Da haben wir The Departed, das Gangsterdrama von Martin Scorsese, Letters from Iwo Jima, das eigentlich nicht besonders sein sollte (es aber ist), nur weil eine Kriegsgeschichte aus Sicht des traditionellen Feindes gezeigt wird, Moon, gerade erst gesehen und Vergiss mein nicht mit der sabberwürdigen Kate Winslet.
Und jetzt zum Hauptfilm.

Chihiros Reise ins Zauberland (2001)
Chihiro ist zudem ein Film, der nicht nur konservative Familienwerte bekräftigt, wie die Pixars es meistens tun. Hier werden zunächst einmal die Eltern vom Kind gerettet, und die Freundschaft schließt am Ende sogar die böse Hexe mit ein – sie wird besiegt, und dann darf sie mitfeiern, sie wird weder verstoßen noch getötet. Daneben gibt es natürlich noch mehr oder weniger deutliche Aussagen über Umweltverschmutzung oder Gier.
Bezeichnend ist, dass mir der Giergeist auch acht Jahre später noch im Gedächtnis geblieben ist. Von Chihiro aus Freundlichkeit in die Badeanstalt gelassen, wird er auch von ihr beruhigt und wieder klein gemacht, nachdem er sich an der Gier der anderen Bewohner fett gefressen hatte. Dann folgt er Chihiro, und als Chihiros kleine Reisegruppe mit dem Zug fährt, wird deutlich, wie einsam dieser vermeintlich böse Geist doch ist. Als er dann bei der guten Hexe ein Zuhause findet, freut man sich für diese Kreatur, die kurz zuvor noch eine große Gefahr darstellte und in anderen Filmen einfach besiegt worden wäre.
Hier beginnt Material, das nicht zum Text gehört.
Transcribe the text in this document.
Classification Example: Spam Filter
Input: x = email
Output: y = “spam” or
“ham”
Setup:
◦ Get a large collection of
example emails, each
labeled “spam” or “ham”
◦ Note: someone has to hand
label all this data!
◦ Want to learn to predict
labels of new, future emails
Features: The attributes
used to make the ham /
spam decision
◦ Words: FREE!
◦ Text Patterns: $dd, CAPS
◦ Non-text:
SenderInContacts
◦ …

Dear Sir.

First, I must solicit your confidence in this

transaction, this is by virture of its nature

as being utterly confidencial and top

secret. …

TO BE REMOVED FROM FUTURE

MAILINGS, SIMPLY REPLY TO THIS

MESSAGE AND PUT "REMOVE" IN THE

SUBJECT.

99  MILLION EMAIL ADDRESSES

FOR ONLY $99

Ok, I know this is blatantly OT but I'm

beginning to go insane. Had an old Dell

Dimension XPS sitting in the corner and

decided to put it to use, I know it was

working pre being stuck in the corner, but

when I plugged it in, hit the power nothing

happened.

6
Insofern ist Chihiro vor allem eines: ein erwachsener Kinderfilm. Ein Film, der eindeutig für Kinder gemacht ist, aber ernsthaft mit seinem Publikum umgeht und ihm nicht einfach bunte Bilder und Werbebotschaften präsentiert. Chihiro braucht keine Shrek-mäßigen Anspielung auf aktuelle Popkultur, oder Witze, die gezielt an die Eltern gerichtet sind, um das Publikum bei der Stange zu halten. Selbst Erwachsene sind hier gut aufgehoben, und es gibt, soweit ich mich erinnere, keinen einzigen Gag über Pfürze.
Chihiros Reise ins Zauberland zeigt, wie man es richtig macht, und zwar von der ersten bis zur letzten Sekunde.